I have many impressions from our trip to write about, and would like to get at it. Unfortunately, my employer calls me to put in a full day. And I have some blogs to review. And e-mails to read. And two writing related tasks I must complete today. So stay tuned. I will be posting daily this week, perhaps even twice daily at times.

Random Road Trip Thoughts

That’s random thoughts from a road trip, not thoughts on a random road trip, by the way. We returned yesterday after 3,700 plus miles, going to Oklahoma City (for grandson Ephraim’s first birthday party) by way of Rhode Island (for nephew Chris’ wedding). Here are some thoughts as I think of them.

– Arkansas has the most road kill per mile, by far. I say this even though only about 50 miles of the trip were in Arkansas.

– Gas prices are fairly equal from Oklahoma to New England. The lowest I saw was $1.779 per gallon around the Tulsa area. The most $2.099 in Rhode Island. That’s only an 18 percent difference. In 1990-91, when we made a couple of similar road trips between North Carolina and Arkansas, the price varied by more than 50 percent.

– Many New England towns are quaint and pleasant to drive through. The area between Worcester MA and Woonsocket RI is filled with towns such as Grafton, Upton, Uxbridge, Milford, and Sutton that have some type of central core (not so much a village green as a downtown, but different than the downtowns in the midwest) that is full of old buildings–churches, government offices, retail, residential–that are pleasant to drive by and observe. At several places I would have loved to have had the time to stop and wander around on foot.

– Rhode Island has the worst roads of any state we drove in. The Interstate highways were fine, but the roads a notch below that, the state highways, left much to be desires, and the city streets were generally awful.

– Pennsylvania may just be the most beautiful state in the nation. I know other states have higher mountains, more magnificent rivers, and mixtures of landscape and climate. But I love to drive I-80 across Pennsylvania. This is the Allegheny mountains much of the way, and pretty good sized hills for the rest. You don’t go through any towns or cities until the far eastern end, which we bypassed this time. Many times the road is on high bridges that tower above a river or stream below. Frequently the east-bound and west-bound lanes are on different grades, and you seem to be on a one way road. We took this in daylight both directions, and I enjoyed the 10 hours thoroughly.

– Judging by the truck traffic, the economic depression is not too deep. Except, the traffic is down on weekends and at nights compared to previous road trips I’ve taken.

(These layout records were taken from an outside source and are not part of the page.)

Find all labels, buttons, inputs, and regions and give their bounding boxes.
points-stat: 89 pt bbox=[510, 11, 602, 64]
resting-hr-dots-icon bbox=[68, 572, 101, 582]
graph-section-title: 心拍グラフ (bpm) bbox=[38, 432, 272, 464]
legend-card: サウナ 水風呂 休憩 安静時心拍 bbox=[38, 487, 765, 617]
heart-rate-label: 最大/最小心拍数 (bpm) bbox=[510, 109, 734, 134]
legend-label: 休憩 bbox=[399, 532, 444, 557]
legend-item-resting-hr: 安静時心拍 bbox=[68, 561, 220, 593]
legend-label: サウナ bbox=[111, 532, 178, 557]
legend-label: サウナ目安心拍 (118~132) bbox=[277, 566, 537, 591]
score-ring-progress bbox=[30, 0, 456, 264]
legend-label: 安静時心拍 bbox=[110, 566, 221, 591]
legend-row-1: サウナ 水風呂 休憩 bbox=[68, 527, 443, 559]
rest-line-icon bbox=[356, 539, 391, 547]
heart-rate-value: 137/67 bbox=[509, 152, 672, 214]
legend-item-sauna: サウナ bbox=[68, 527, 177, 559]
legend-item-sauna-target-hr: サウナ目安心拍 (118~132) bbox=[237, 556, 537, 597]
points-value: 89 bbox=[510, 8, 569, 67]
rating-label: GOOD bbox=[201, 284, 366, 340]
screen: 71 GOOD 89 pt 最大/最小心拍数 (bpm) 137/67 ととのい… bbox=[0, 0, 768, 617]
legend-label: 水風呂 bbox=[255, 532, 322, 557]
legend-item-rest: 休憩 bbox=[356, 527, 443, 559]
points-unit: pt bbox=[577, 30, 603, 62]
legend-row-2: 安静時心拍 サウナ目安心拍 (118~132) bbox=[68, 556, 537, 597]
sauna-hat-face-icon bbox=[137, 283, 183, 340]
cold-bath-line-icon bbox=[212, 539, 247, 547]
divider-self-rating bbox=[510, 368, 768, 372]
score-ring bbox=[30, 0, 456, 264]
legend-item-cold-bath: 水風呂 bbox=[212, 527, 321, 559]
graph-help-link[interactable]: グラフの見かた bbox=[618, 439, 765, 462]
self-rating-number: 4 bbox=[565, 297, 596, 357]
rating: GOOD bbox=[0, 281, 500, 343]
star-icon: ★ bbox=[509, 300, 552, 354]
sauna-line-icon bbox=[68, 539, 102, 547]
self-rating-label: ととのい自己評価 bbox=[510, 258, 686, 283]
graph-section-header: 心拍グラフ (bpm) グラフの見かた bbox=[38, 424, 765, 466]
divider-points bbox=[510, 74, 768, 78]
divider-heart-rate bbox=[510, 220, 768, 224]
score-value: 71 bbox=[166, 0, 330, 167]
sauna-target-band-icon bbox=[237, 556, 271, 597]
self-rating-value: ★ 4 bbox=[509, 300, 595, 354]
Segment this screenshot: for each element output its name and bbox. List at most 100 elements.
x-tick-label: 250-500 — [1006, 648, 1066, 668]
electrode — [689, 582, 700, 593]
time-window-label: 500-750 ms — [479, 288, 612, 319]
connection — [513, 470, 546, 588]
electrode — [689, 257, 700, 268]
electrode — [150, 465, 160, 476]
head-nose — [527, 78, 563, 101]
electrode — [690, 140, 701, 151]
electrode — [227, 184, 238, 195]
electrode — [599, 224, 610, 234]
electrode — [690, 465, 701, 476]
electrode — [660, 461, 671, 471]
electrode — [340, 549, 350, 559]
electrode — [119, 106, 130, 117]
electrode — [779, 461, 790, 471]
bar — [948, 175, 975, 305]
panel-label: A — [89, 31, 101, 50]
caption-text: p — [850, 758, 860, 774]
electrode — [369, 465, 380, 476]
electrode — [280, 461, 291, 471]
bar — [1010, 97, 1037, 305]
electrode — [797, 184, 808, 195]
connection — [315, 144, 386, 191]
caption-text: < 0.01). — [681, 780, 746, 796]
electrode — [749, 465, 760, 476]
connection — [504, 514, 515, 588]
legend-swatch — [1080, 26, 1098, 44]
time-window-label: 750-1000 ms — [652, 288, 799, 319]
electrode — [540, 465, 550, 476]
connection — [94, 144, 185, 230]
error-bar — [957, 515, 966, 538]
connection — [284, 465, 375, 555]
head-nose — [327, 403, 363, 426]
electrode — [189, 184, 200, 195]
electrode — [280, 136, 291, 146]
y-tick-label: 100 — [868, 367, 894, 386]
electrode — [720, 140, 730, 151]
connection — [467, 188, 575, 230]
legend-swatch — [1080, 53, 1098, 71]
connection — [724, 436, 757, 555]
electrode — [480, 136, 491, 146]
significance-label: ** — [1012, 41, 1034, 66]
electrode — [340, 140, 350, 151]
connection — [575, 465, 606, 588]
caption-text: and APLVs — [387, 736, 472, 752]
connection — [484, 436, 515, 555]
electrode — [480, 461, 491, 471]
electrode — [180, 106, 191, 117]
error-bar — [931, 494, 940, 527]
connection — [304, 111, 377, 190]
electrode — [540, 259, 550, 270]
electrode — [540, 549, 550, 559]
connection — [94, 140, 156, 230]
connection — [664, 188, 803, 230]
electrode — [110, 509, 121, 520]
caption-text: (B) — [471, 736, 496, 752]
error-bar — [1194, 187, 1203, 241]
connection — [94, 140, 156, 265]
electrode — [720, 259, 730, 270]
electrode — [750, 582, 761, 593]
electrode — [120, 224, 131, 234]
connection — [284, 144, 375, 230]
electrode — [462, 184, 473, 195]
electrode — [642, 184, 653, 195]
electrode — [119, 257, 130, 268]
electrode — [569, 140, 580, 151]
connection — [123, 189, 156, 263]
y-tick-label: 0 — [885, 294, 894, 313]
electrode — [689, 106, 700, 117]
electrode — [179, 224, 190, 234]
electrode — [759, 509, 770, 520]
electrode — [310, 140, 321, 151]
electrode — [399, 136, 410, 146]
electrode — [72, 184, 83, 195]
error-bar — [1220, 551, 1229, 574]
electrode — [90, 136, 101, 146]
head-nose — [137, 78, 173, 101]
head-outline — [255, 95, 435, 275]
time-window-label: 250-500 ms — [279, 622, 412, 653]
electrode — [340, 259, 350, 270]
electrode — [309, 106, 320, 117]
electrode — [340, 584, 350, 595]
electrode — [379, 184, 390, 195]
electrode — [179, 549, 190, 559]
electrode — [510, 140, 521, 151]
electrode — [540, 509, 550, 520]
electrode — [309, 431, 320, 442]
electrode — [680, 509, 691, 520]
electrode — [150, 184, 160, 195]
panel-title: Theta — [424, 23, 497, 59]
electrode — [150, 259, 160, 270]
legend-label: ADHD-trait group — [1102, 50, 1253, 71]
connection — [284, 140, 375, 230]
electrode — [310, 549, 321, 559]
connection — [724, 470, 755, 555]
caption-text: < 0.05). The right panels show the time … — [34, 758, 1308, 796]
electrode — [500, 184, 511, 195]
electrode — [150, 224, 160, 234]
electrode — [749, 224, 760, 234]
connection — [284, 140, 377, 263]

So while many trucks still transport their cargo on our Interstate highways, they are not pushing as hard as the did previously. Perhaps I’ll be proved wrong about being in a depression that will last approximately eight years. But I’m not throwing in the towel on that yet.

– It’s good to get off the Interstates some. We did so at Toledo, where we spent a night, and went on state highways to Fort Wayne. Aside from being confused by the place names (in rapid succession we passed through or saw signs for Waterville–also a Vermont town we know–Grand Rapids–Ohio, not Michigan–Texas, Florida, Antwerp, and three or four similar well-known places not expected in northwest Ohio), and besides fighting rain, we enjoyed the brief chance to drive at slower speeds and see a new part of the country up close. Even being slowed down to pass through the towns was not all that bad.

– The genealogy section in the Allen County Public Library in Fort Wayne, Indiana, is all it is cracked up to be. What a fantastic collection! I planned to spend an hour there, doing the small bit of research needed for my article, and wound up spending nearly six hours, as Lynda had some work to do there for renewing her nursing license. Since I hadn’t planned for that much time I was not well prepared for it, but hopefully used it well to search for one elusive line of ancestors and find more information on one of my well-studied ones.

This post is long enough already. I’ll have more to day in another post or two.